Скит

Скит

Описание

Перед нами скит, укрывшийся в глубоком дремучем лесу. Остроконечные верхушки темных елей вздымаются к небу. Они похожи на огромных могучих великанов, о чем-то перешёптывающихся друг с другом. Освещенная последними лучами заходящего солнца поляна с цветущими травами представляет собой затейливый узор лесного ковра. На ней словно старый гриб-боровик стоит грубо срубленный скит. Дверь его открыта и внутри зритель видит едва теплящийся огонек лампадки. На лесенке сидит одинокий старец, он совсем седой и вероятно он живет один в глубокой чаще леса, где его окружают только вековые деревья: сосны и ели. Лишь изредка пробежит дикий зверь или крик испуганной птицы нарушит лесную тишину. Впереди сруба мы видим поваленное дерево с вырванными корнями. Здесь в лесной глуши вдали от людских глаз ежедневно совершается молитва, словно узелки на четках старик пересчитывает дни – все земное, суета века сего растаяла в легкой облачной дымке, каждый день – это тяжелый труд и молитва, которая не прекращается ни днем, ни ночью. И размышление над пройденной жизнью, ожидание ее завершения и грядущей встречи со Христом.
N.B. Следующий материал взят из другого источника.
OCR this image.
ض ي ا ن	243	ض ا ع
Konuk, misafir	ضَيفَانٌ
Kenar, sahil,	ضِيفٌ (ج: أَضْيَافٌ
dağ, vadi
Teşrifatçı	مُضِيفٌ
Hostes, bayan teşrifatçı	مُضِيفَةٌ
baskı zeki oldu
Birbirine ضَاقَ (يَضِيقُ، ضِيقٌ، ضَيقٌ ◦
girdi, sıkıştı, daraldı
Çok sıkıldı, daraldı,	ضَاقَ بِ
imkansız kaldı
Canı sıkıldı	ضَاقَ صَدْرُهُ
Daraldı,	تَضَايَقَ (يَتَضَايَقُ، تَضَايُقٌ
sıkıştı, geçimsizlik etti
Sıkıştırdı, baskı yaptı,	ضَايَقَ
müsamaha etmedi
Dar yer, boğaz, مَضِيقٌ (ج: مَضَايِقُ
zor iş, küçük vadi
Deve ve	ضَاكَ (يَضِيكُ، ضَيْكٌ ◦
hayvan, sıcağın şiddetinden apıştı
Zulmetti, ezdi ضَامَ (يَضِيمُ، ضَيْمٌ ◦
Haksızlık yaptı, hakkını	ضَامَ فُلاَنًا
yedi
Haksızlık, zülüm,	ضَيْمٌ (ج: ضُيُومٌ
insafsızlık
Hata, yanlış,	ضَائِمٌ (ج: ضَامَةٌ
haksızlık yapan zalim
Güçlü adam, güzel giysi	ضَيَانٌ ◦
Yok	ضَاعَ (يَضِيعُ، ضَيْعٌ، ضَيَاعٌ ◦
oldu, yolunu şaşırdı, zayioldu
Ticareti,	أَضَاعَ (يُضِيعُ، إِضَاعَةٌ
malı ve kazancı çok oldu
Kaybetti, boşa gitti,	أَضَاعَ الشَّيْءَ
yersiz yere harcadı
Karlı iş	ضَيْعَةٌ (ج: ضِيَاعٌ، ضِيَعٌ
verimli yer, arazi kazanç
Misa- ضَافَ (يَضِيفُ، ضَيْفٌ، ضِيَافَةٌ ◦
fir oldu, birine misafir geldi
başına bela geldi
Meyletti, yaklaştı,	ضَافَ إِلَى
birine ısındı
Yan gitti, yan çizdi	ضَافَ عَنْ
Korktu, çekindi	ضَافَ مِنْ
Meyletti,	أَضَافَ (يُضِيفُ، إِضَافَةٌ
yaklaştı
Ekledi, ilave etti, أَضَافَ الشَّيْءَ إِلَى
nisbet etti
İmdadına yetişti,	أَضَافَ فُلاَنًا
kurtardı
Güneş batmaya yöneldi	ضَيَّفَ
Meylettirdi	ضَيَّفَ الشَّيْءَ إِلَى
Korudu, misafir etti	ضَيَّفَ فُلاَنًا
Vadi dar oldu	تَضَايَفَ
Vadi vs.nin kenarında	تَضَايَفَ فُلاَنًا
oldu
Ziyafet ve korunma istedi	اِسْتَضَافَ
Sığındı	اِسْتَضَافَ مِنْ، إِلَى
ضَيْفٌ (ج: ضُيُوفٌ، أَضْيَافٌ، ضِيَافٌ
Суровая природа аскетична, на картине художник передает ее могучую силу, созвучную духовному настроению отшельника. Старец погружен в молитву. Окружающий его лес создает своеобразный ритм, как бы вторя его словам.

История

Картина была написана художником в 1901 году, во время поездки на Урал. Своему другу-художнику Н. Хохрякову Аполлинарий писал: «Я всё-таки южанином в природе не буду и не изменю милому, тихому северу, располагающему своими пейзажами на размышления». Уральская природа, её хвойные непроходимые леса, хребты, увалы – всё напоминало художнику его родной вятский край, – но всё было более величественно и грандиозно.

Критика

Александр Бенуа, хорошо знавший Аполлинария, так вспоминал о нем: «Мне нравились его довольно наивные, и все же убедительные затеи «возрождения» прошлого обожаемой им Москвы и его попытки представить грандиозность и ширь сибирской природы. Познакомившись с ним поближе, я поверил в абсолютную чистоту его души, а также в тождество его духовной природы и его искусства. Да и наружность у «Аполлинаши» удивительно соответствовала его творчеству. Что-то девичье-чистое светилось в его несколько удивленном взоре, а его довольно пухленькие «ланиты» (слово это как-то особенно сюда подходит) рдели таким румянцем, какого вообще не найдешь у взрослых людей и у городских жителей… Прелестен был и его «сибирский» говор, еще более дававший впечатление чего-то истинно русского, нежели говор москвичей».